Maltraitance animale : Moncler habillé pour l'hiver

Maltraitance animale : Moncler habillé pour l'hiver

Scandale en Italie à la suite d’un reportage sur les conditions de plumage des oies et la confection des doudounes Moncler. Intitulée "Siamo tutti Oche", comprenez "Nous sommes tous des oies", la vidéo diffusée le 2 novembre dernier sur la chaîne publique Rai 3 montre la maltraitance dont sont victimes ces volatiles.

Scènes d'horreur

Sur les images, on peut voir des oiseaux plumés vivants, jusqu’à quatre fois par an. Certains d’entre eux, blessés lors de cette phase, sont recousus à vif et badigeonner d’antiseptique pour diminuer les risques d’affection.
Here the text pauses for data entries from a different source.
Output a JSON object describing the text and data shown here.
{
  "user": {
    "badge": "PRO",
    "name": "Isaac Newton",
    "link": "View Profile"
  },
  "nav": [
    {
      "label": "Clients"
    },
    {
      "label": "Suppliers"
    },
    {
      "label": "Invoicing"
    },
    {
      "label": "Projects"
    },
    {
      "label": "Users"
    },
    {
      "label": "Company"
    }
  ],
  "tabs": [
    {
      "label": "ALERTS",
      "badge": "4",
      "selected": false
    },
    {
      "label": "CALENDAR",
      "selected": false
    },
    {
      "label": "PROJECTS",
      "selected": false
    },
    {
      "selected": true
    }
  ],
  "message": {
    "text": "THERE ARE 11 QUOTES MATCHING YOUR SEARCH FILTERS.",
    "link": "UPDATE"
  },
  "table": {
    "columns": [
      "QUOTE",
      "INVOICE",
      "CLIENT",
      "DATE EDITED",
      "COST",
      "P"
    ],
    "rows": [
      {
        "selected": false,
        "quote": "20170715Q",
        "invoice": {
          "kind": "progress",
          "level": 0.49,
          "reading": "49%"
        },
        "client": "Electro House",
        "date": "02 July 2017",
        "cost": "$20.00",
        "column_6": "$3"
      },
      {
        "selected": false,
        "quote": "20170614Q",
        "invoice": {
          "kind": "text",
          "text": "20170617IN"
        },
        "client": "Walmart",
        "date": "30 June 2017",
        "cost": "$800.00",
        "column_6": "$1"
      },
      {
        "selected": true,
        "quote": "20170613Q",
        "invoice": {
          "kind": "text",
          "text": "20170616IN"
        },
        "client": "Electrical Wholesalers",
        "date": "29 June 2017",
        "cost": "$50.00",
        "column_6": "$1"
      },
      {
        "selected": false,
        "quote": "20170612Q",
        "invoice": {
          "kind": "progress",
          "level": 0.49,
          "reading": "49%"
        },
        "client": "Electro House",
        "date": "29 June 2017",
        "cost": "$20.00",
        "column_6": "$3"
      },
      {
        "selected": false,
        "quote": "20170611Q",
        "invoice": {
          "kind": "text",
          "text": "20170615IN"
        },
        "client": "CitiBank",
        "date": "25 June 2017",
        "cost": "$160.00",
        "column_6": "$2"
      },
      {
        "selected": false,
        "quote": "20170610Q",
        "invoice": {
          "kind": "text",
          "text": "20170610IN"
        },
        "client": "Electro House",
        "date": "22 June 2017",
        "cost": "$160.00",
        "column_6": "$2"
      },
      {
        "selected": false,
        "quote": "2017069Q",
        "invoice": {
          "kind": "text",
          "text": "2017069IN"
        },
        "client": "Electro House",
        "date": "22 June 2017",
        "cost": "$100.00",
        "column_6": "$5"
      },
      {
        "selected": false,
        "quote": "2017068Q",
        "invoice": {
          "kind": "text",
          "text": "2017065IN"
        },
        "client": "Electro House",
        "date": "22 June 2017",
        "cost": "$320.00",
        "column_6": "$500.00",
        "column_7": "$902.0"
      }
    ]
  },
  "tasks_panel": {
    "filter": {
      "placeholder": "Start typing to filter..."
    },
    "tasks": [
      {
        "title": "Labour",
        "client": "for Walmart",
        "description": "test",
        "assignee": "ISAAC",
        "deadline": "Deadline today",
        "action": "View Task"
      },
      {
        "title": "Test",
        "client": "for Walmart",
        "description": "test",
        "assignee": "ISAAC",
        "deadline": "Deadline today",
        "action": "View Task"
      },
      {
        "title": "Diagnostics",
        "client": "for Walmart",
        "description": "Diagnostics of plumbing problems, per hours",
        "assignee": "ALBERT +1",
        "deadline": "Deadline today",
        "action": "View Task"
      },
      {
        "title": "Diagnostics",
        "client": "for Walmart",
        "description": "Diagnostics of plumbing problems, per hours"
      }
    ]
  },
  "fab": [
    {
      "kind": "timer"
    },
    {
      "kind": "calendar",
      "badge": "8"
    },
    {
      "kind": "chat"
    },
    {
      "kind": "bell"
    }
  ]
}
Les conditions d’élevage ne sont guère mieux. Les oies sont les unes sur les autres, et tiennent à peine debout. Ces scènes d’horreur se tiennent en Hongrie, loin des boutiques de luxe de Moncler.

L'absence de contrôle

La journaliste Sabrina Giannini, qui a réalisé ce documentaire, explique que cette torture n’est pas anecdotique. "Le plumage des oies vivantes est fréquent en Hongrie, et ce reportage ne fait qu’exposer une pratique illégale et cruelle largement répandue dans la Communauté européenne", déclare-t-elle. "Cette méthode représente jusqu'à 80 % de la collecte mondiale de plumes et les six principaux producteurs sont européens, parmi lesquels la Hongrie, la Pologne et la France - concentrent à eux seuls, 93% de cette production" explique l’Organisation des Nations Unies pour l'Alimentation et l'Agriculture (FAO). Et pourtant le plumage des oies vivantes est strictement interdit par la Convention européenne sur le bien-être animal du 22 décembre 1999. La journaliste dénonce donc l’absence de contrôle et d’application des règles de la part du continent européen.

Le profit avant tout

Sabrina Giannini dénonce également les choix économiques de la marque italienne, qui préfèrerait réaliser des marges énormes sur ses doudounes en les produisant dans des usines hongroises plutôt qu’en Italie. En optant également pour ce système, elle limiterait les contrôles sur les conditions d’élevage des oies. "En fabriquant ses doudounes pour un prix d'environ 40 euros et en les vendant en boutique à des prix situés entre 500 et 2 500 euros, Moncler réalise des marges considérables aux dépens du consommateur".

Remo Ruffini

Dans un communiqué, le président et directeur artistique de la marque, Remo Ruffini, a réagi : "Nous n’avons rien à voir avec les fermiers et les compagnies qui travaillent de façon illégale et non acceptable". Cette déclaration n'a pas convaincu certains consommateurs qui l'ont fait savoir sur Internet.

 

"Des clients pris pour des imbéciles"

 Vive réaction sur les réseaux sociaux à la suite de ce reportage. Un mot-dièse #siaomotutioche a été créé pour l’occasion.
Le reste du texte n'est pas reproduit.